Примерно в час ночи меня разбудил чей-то шёпот, это два врача сидели за столиком около выхода и обсуждали мой анамнез, который их послали изучить для опыта.

Когда они ушли, мне приспичило в туалет. Взяла я инфузомат, тут же в голову мне пришла мысль, что очень уж неудобно с ним так таскаться, ну да ладно. Сделав необходимые дела, вернулась к кровати, взяла бумажку, на которой было написано, как и куда звонить, и начала дозваниваться до медперсонала. Звонила я раз десять, но на том конце никто трубку не поднимал. Я решила пройтись по коридору. Никого, пустой этаж. Хоть умри, никто и не заметит. Великолепно!

Мне ничего не оставалось делать, как лечь в кровать отдыхать. Каждый час я вставала снова, чтобы позвонить. Примерно в пять часов утра я наконец-то дозвонилась. Медсестра поинтересовалась, что мне надо, и сказала, что сейчас кто-нибудь подойдет, чтобы включить капельницу.

Пришла акушерка лет пятидесяти, очень доброжелательная по сравнению с молодыми специалистами.

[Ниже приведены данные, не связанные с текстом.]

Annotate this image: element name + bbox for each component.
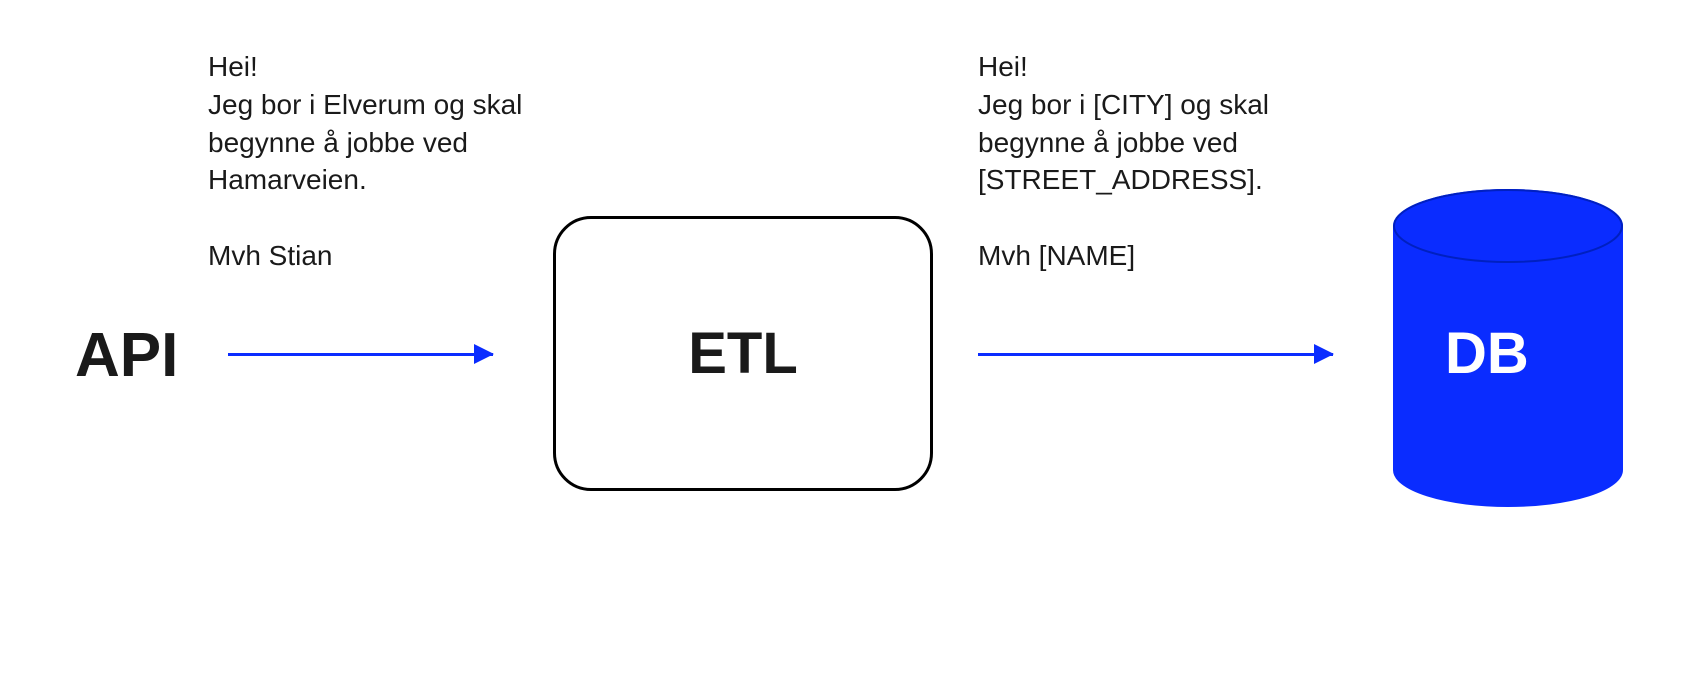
arrow-api-to-etl <box>228 353 493 356</box>
db-node-label: DB <box>1445 320 1529 387</box>
etl-node: ETL <box>553 216 933 491</box>
etl-flow-diagram: API Hei! Jeg bor i Elverum og skal begyn… <box>0 0 1700 690</box>
api-node-label: API <box>75 320 178 391</box>
input-sample-text: Hei! Jeg bor i Elverum og skal begynne å… <box>208 48 538 275</box>
arrow-etl-to-db <box>978 353 1333 356</box>
output-sample-text: Hei! Jeg bor i [CITY] og skal begynne å … <box>978 48 1368 275</box>
etl-node-label: ETL <box>688 320 798 387</box>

– Сегодня очень много родов, поэтому мы ничего не успеваем. Даже подойти к телефону не успеваем, – сказала она. – Сколько ты уже без капельницы?

– Примерно четыре часа.

– Так долго! Смотри, я тебя научу, как включать инфузомат, и ты сама будешь это делать при необходимости. А то бегать с этажа на этаж мне уже возраст не позволяет, а молодым ничего не надо.